Meninggal di Usia 76 Tahun, Ini Penyakit yang Diderita Stephen Hawking
Meninggal di Usia 76 Tahun, Ini Penyakit yang Diderita Stephen Hawking

Stephen Hawking meninggal dunia pada Rabu setelah mengalami komplikasi akibat ‘sklerosis lateral amyotrophic’, penyakit neurodegeneratif progresif. Ia menghembuskan napas terakhir pada usia 76 tahun.

Dilansir Huffingtonpost, Rabu (14/3/2018), fisikawan dan ahli kosmologi teoritis itu terkenal dengan pekerjaannya berkaitan dengan lubang hitam (black hole). Hawking memiliki teori yang bertentangan dengan kepercayaan ilmiah yang berlaku bahwa lubang hitam tak terhindarkan untuk semua bentuk materi dan energi.

Menurutnya, lubang hitam sebenarnya memancarkan bentuk radiasi, yang kini dikenal sebagai ‘radiasi Hawking’. Dia juga memainkan peran kunci dalam usaha matematis untuk menyatukan teori relativitas umum Einstein dengan bidang fisika kuantum yang muncul.

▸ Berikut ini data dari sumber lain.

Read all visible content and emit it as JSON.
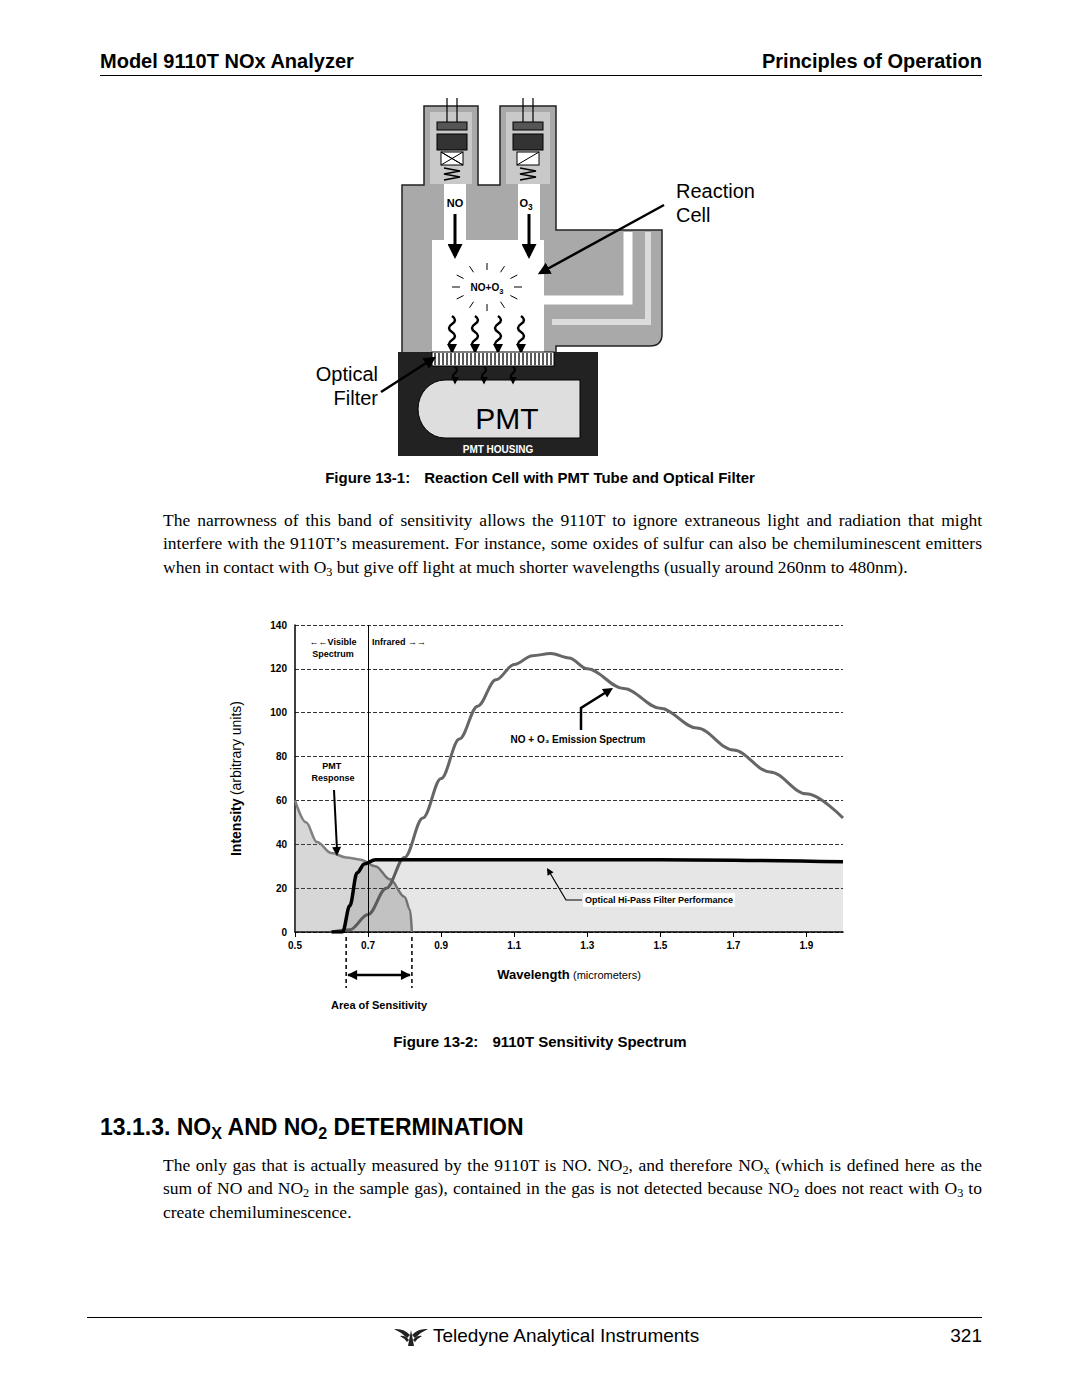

Hawking menggunakan posisinya sebagai ilmuwan paling terkenal di dunia sebagai platform untuk membahas berbagai isu, mulai dari keberadaan kehidupan di luar Bumi hingga sifat filsafat.

Namanya semakin meroket pada 1988, ketika ia menerbitkan buku untuk khalayak umum, “A Brief History of Time: From the Big Bang to Black Holes”. Risalah kosmologi telah terjual sekira 10 juta kopi di seluruh dunia, menjadikannya salah satu buku sains terlaris sepanjang masa.

Pada 1963, ketika ia berusia 21 tahun, Hawking didiagnosis dengan penyakit yang melemahkan neuron motorik ‘amyotrophic lateral sclerosis’ (ALS). Sekira 80 persen mereka yang menderita ALS meninggal dalam waktu lima tahun setelah didiagnosis.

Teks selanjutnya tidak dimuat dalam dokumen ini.